The words hung in the air, and the kitchen felt cold and silent. The sun was almost up now, but it still felt like twilight, an in-between hour. For the first time since Paul had met him, for the first time since he had heard his name, in fact, Paul didn't want to be Carter Darling. He didn't want to be a Darling at all.

And yet, with a sinking feeling, he knew Carter was right. They were the same. One hundred fucking percent.

“What are you going to do?” Paul asked. He spoke as quietly as he could, as if they were inside a china teacup. The world felt so fragile that the very reverberations of his voice might crack it. “What are we going to do?”

“It's very simple,” Carter said, and they both took a seat at the kitchen table.

When Alexa picked up the phone, she sounded bleary. It was still early.

“You awake?”

“Barely. Shit. Stayed up late last night.”

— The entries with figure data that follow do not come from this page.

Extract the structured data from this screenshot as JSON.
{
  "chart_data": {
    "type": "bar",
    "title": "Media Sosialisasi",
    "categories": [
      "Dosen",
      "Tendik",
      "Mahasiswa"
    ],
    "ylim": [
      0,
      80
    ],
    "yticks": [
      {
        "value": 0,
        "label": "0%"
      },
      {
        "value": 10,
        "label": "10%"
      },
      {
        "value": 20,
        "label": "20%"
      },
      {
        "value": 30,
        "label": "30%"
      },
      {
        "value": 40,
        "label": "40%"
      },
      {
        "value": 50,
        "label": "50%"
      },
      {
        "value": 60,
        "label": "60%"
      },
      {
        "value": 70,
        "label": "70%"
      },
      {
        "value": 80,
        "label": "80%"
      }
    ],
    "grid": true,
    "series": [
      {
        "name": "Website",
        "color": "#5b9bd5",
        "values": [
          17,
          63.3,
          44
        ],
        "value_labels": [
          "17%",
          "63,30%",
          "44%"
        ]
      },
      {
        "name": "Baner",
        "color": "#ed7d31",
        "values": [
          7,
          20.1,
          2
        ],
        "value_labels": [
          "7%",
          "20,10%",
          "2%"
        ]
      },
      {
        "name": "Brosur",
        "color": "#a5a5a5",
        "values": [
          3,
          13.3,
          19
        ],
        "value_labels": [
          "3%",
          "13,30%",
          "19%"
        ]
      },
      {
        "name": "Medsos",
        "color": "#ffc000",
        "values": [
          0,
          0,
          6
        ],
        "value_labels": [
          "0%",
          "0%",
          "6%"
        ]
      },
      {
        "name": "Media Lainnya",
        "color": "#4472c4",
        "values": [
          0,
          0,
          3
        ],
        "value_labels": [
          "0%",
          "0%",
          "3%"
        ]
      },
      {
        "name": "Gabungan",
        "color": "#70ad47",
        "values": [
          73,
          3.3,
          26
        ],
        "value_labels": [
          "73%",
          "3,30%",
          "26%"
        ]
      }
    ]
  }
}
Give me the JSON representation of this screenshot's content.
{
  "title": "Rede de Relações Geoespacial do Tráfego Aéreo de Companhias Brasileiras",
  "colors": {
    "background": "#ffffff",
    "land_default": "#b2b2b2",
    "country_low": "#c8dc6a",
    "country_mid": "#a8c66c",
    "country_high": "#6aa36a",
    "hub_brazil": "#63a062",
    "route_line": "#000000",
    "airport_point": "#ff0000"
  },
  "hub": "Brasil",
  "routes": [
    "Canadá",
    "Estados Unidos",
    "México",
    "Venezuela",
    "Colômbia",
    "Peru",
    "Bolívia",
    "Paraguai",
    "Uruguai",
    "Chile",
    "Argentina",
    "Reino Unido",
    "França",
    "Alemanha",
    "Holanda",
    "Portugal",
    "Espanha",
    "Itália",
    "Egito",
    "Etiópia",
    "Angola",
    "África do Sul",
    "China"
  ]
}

“Crazy Thanksgiving festivities?”

She laughed wryly. “Hardly.” She paused. “They suspended David,” she said. “He's not supposed to go into the office. He's shell-shocked and we've been scrambling. So it's been an, uh, busy morning in our house.”

Paul was silent. Finally he said, “On Thanksgiving? That's very . . . unchristian.” He had a tendency to make jokes when he was nervous.

She laughed again, her voice was rough and raw. If he hadn't known better, he would have thought he had woken her. “Yeah, well. They basically told him to take an extended holiday. You know, until they've done an internal investigation into him. It's not looking good. They're already teeing it up so that they can blame him. I told you these weren't nice people.”

“Did they—did she—did she say for what, exactly?”

“Not really. Something to the effect of his mishandling the RCM investigation. ‘Operating outside of marching orders': I think that was the exact phrasing. Which he was, of course, because his marching orders were to shut the thing down. Whatever. You can tell I'm still seething.” She sighed loudly. Then she said, “Are you going to come in and talk to David today? He's meeting with Matt Curtis, our guy at the NYAG, later on today. You should be there. David's working on his resignation statement now.”

Paul paused and closed his eyes. Then he dove in, knowing that what he was about to say was something he would reflect on for the rest of his life.

“I'm coming into the city,” he said. “But to be with the family. I'm sorry, but I'm just not in a position to talk to David. Particularly if he's not with the SEC anymore.”

He was met with silence, which wasn't surprising. For a moment, he wondered if Alexa had hung up. “You have to understand,” he said. “This is about family.”

Then she said, “Don't be stupid, Paul. If you come in and talk to the NYAG with us now, you won't go down with the rest of them. You know that.”

“I understand what you're saying. But I'm standing behind my father-in-law. You can't take a whole firm down based on the mistakes of a few people.”

“You're making a mistake.”

“I have to go, Alexa. Good luck to you, and to David. Try to stay focused on the real enemy here, all right?” His heart was pounding wildly in his chest. He wanted to leave the door open, just a crack, but he was out of time.

“I hate thinking of you among them,” she said. “I hate it.”

But he had already hung up.

Paul headed straight back to the bedroom. He wanted nothing more than to crawl into bed beside his wife and hold her. But when he opened the bedroom door, he saw that the sheets had been pushed back and Merrill was gone. He sat on the edge of the bed and put his face in his hands, wondering if he had made the wrong decision. The stress of the last three days poured over him and he felt submerged in it, as though he were being carried, like flotsam, off on a great tide. The shore looked farther and farther away.